In short, abuse of children by adults – and other children, in children’s fiction is nothing new. We just don’t talk about the fact that for some children sitting in our midst, the fictional abuse they’re glimpsing through the book they are holding might be hitting a little too close to home.

It’s time to change that and break the silence. Classrooms are the safest, most effective frontlines of long-term change.

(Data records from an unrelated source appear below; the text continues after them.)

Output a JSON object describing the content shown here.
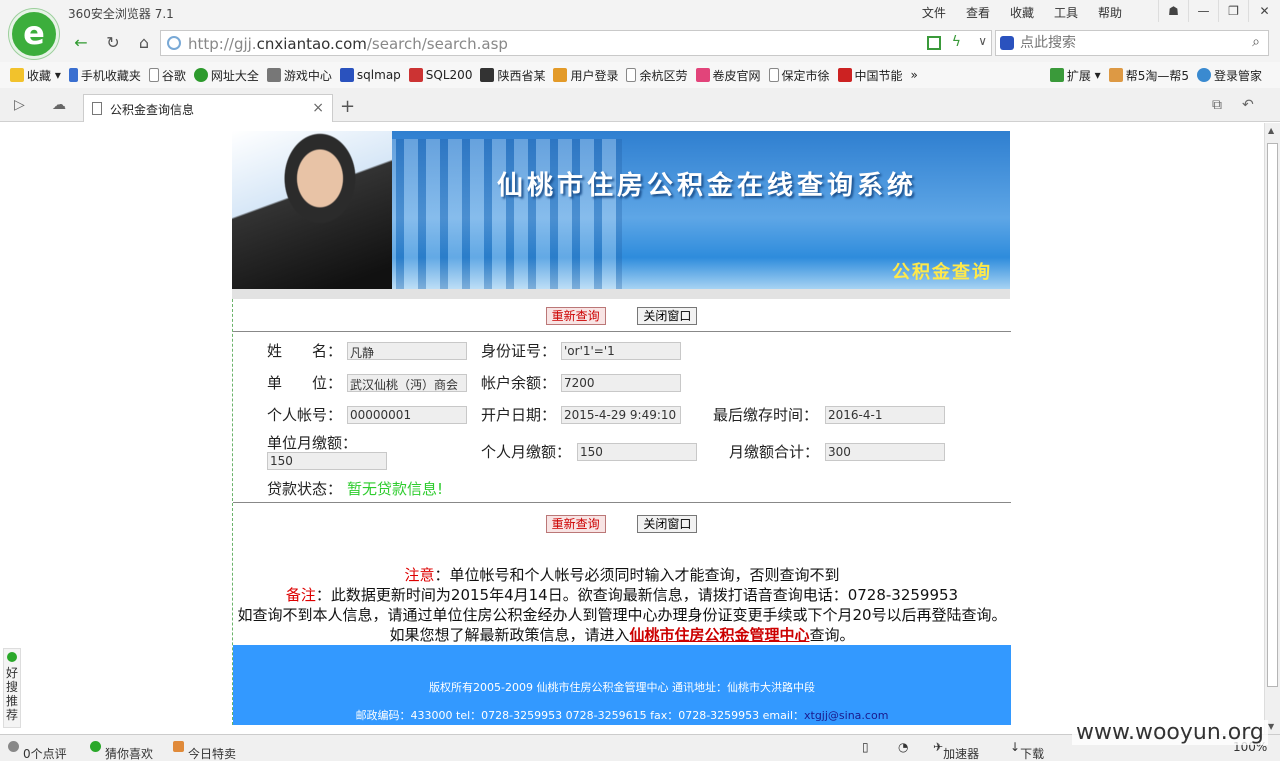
{
  "browser": {
    "app_name": "360安全浏览器 7.1",
    "menus": [
      "文件",
      "查看",
      "收藏",
      "工具",
      "帮助"
    ],
    "url_prefix": "http://gjj.",
    "url_domain": "cnxiantao.com",
    "url_path": "/search/search.asp",
    "search_placeholder": "点此搜索",
    "bookmarks": [
      "收藏",
      "手机收藏夹",
      "谷歌",
      "网址大全",
      "游戏中心",
      "sqlmap",
      "SQL200",
      "陕西省某",
      "用户登录",
      "余杭区劳",
      "卷皮官网",
      "保定市徐",
      "中国节能"
    ],
    "bookmarks_right": [
      "扩展",
      "帮5淘—帮5",
      "登录管家"
    ],
    "tab_title": "公积金查询信息"
  },
  "page": {
    "banner_title": "仙桃市住房公积金在线查询系统",
    "banner_sub": "公积金查询",
    "btn_requery": "重新查询",
    "btn_close": "关闭窗口",
    "labels": {
      "name": "姓　　名：",
      "idcard": "身份证号：",
      "unit": "单　　位：",
      "balance": "帐户余额：",
      "account": "个人帐号：",
      "open_date": "开户日期：",
      "last_pay": "最后缴存时间：",
      "unit_monthly": "单位月缴额：",
      "personal_monthly": "个人月缴额：",
      "monthly_total": "月缴额合计：",
      "loan_status": "贷款状态："
    },
    "values": {
      "name": "凡静",
      "idcard": "'or'1'='1",
      "unit": "武汉仙桃（沔）商会",
      "balance": "7200",
      "account": "00000001",
      "open_date": "2015-4-29 9:49:10",
      "last_pay": "2016-4-1",
      "unit_monthly": "150",
      "personal_monthly": "150",
      "monthly_total": "300",
      "loan_status": "暂无贷款信息!"
    },
    "notes": {
      "note_label": "注意",
      "note_text": "：单位帐号和个人帐号必须同时输入才能查询，否则查询不到",
      "remark_label": "备注",
      "remark_text": "：此数据更新时间为2015年4月14日。欲查询最新信息，请拨打语音查询电话：0728-3259953",
      "line3": "如查询不到本人信息，请通过单位住房公积金经办人到管理中心办理身份证变更手续或下个月20号以后再登陆查询。",
      "line4_pre": "如果您想了解最新政策信息，请进入",
      "line4_link": "仙桃市住房公积金管理中心",
      "line4_post": "查询。"
    },
    "footer": {
      "line1": "版权所有2005-2009 仙桃市住房公积金管理中心 通讯地址：仙桃市大洪路中段",
      "line2": "邮政编码：433000 tel：0728-3259953 0728-3259615 fax：0728-3259953 email：",
      "email": "xtgjj@sina.com"
    }
  },
  "side_widget": "好搜推荐",
  "status": {
    "comments": "0个点评",
    "guess": "猜你喜欢",
    "deals": "今日特卖",
    "accelerator": "加速器",
    "download": "下载",
    "zoom": "100%"
  },
  "watermark": "www.wooyun.org"
}
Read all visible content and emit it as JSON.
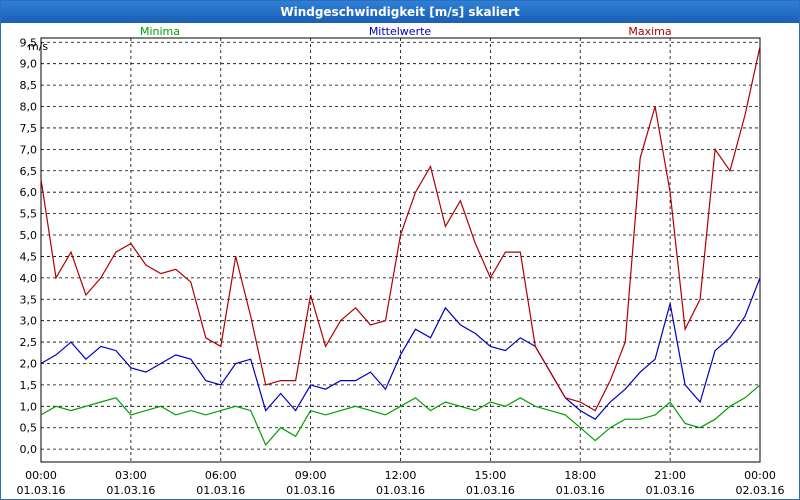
{
  "window": {
    "title": "Windgeschwindigkeit [m/s] skaliert"
  },
  "chart_data": {
    "type": "line",
    "title": "Windgeschwindigkeit [m/s] skaliert",
    "ylabel": "m/s",
    "ylim": [
      -0.3,
      9.6
    ],
    "yticks": [
      0.0,
      0.5,
      1.0,
      1.5,
      2.0,
      2.5,
      3.0,
      3.5,
      4.0,
      4.5,
      5.0,
      5.5,
      6.0,
      6.5,
      7.0,
      7.5,
      8.0,
      8.5,
      9.0,
      9.5
    ],
    "ytick_labels": [
      "0,0",
      "0,5",
      "1,0",
      "1,5",
      "2,0",
      "2,5",
      "3,0",
      "3,5",
      "4,0",
      "4,5",
      "5,0",
      "5,5",
      "6,0",
      "6,5",
      "7,0",
      "7,5",
      "8,0",
      "8,5",
      "9,0",
      "9,5"
    ],
    "xlim_hours": [
      0,
      24
    ],
    "xticks": [
      {
        "t": 0,
        "time": "00:00",
        "date": "01.03.16"
      },
      {
        "t": 3,
        "time": "03:00",
        "date": "01.03.16"
      },
      {
        "t": 6,
        "time": "06:00",
        "date": "01.03.16"
      },
      {
        "t": 9,
        "time": "09:00",
        "date": "01.03.16"
      },
      {
        "t": 12,
        "time": "12:00",
        "date": "01.03.16"
      },
      {
        "t": 15,
        "time": "15:00",
        "date": "01.03.16"
      },
      {
        "t": 18,
        "time": "18:00",
        "date": "01.03.16"
      },
      {
        "t": 21,
        "time": "21:00",
        "date": "01.03.16"
      },
      {
        "t": 24,
        "time": "00:00",
        "date": "02.03.16"
      }
    ],
    "grid": true,
    "legend_placement": "top",
    "series": [
      {
        "name": "Minima",
        "color": "#00a000",
        "x": [
          0,
          0.5,
          1,
          1.5,
          2,
          2.5,
          3,
          3.5,
          4,
          4.5,
          5,
          5.5,
          6,
          6.5,
          7,
          7.5,
          8,
          8.5,
          9,
          9.5,
          10,
          10.5,
          11,
          11.5,
          12,
          12.5,
          13,
          13.5,
          14,
          14.5,
          15,
          15.5,
          16,
          16.5,
          17,
          17.5,
          18,
          18.5,
          19,
          19.5,
          20,
          20.5,
          21,
          21.5,
          22,
          22.5,
          23,
          23.5,
          24
        ],
        "y": [
          0.8,
          1.0,
          0.9,
          1.0,
          1.1,
          1.2,
          0.8,
          0.9,
          1.0,
          0.8,
          0.9,
          0.8,
          0.9,
          1.0,
          0.9,
          0.1,
          0.5,
          0.3,
          0.9,
          0.8,
          0.9,
          1.0,
          0.9,
          0.8,
          1.0,
          1.2,
          0.9,
          1.1,
          1.0,
          0.9,
          1.1,
          1.0,
          1.2,
          1.0,
          0.9,
          0.8,
          0.5,
          0.2,
          0.5,
          0.7,
          0.7,
          0.8,
          1.1,
          0.6,
          0.5,
          0.7,
          1.0,
          1.2,
          1.5
        ]
      },
      {
        "name": "Mittelwerte",
        "color": "#0000c0",
        "x": [
          0,
          0.5,
          1,
          1.5,
          2,
          2.5,
          3,
          3.5,
          4,
          4.5,
          5,
          5.5,
          6,
          6.5,
          7,
          7.5,
          8,
          8.5,
          9,
          9.5,
          10,
          10.5,
          11,
          11.5,
          12,
          12.5,
          13,
          13.5,
          14,
          14.5,
          15,
          15.5,
          16,
          16.5,
          17,
          17.5,
          18,
          18.5,
          19,
          19.5,
          20,
          20.5,
          21,
          21.5,
          22,
          22.5,
          23,
          23.5,
          24
        ],
        "y": [
          2.0,
          2.2,
          2.5,
          2.1,
          2.4,
          2.3,
          1.9,
          1.8,
          2.0,
          2.2,
          2.1,
          1.6,
          1.5,
          2.0,
          2.1,
          0.9,
          1.3,
          0.9,
          1.5,
          1.4,
          1.6,
          1.6,
          1.8,
          1.4,
          2.2,
          2.8,
          2.6,
          3.3,
          2.9,
          2.7,
          2.4,
          2.3,
          2.6,
          2.4,
          1.8,
          1.2,
          0.9,
          0.7,
          1.1,
          1.4,
          1.8,
          2.1,
          3.4,
          1.5,
          1.1,
          2.3,
          2.6,
          3.1,
          4.0
        ]
      },
      {
        "name": "Maxima",
        "color": "#b00000",
        "x": [
          0,
          0.5,
          1,
          1.5,
          2,
          2.5,
          3,
          3.5,
          4,
          4.5,
          5,
          5.5,
          6,
          6.5,
          7,
          7.5,
          8,
          8.5,
          9,
          9.5,
          10,
          10.5,
          11,
          11.5,
          12,
          12.5,
          13,
          13.5,
          14,
          14.5,
          15,
          15.5,
          16,
          16.5,
          17,
          17.5,
          18,
          18.5,
          19,
          19.5,
          20,
          20.5,
          21,
          21.5,
          22,
          22.5,
          23,
          23.5,
          24
        ],
        "y": [
          6.3,
          4.0,
          4.6,
          3.6,
          4.0,
          4.6,
          4.8,
          4.3,
          4.1,
          4.2,
          3.9,
          2.6,
          2.4,
          4.5,
          3.1,
          1.5,
          1.6,
          1.6,
          3.6,
          2.4,
          3.0,
          3.3,
          2.9,
          3.0,
          5.0,
          6.0,
          6.6,
          5.2,
          5.8,
          4.8,
          4.0,
          4.6,
          4.6,
          2.4,
          1.8,
          1.2,
          1.1,
          0.9,
          1.6,
          2.5,
          6.8,
          8.0,
          6.0,
          2.8,
          3.5,
          7.0,
          6.5,
          7.8,
          9.4
        ]
      }
    ]
  }
}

The books my teachers read to me and introduced to me in our little reading corner of the classroom have never left me. From Goodnight Mr Tom to The Hobbit to The Lion, the Witch and the Wardrobe, my comprehension of right and wrong were bound to the stories I was gifted.

It’s the one hope I have for Aniyah in The Star Outside My Window: that her story will inspire all the Star Hunters reading it, to ask the questions that need to be asked, and propel new discussions about one of the biggest crimes perpetrated against women and children daily.

And maybe – just maybe, in some distant future, thanks to those Star Hunters and those discussions gifted to them by the teachers in their lives, there’ll be less suitcases and rucksacks that need to be packed.


Onjali Q Rauf is author of The Star Outside My Window (Hachette Children’s Group, £6.99).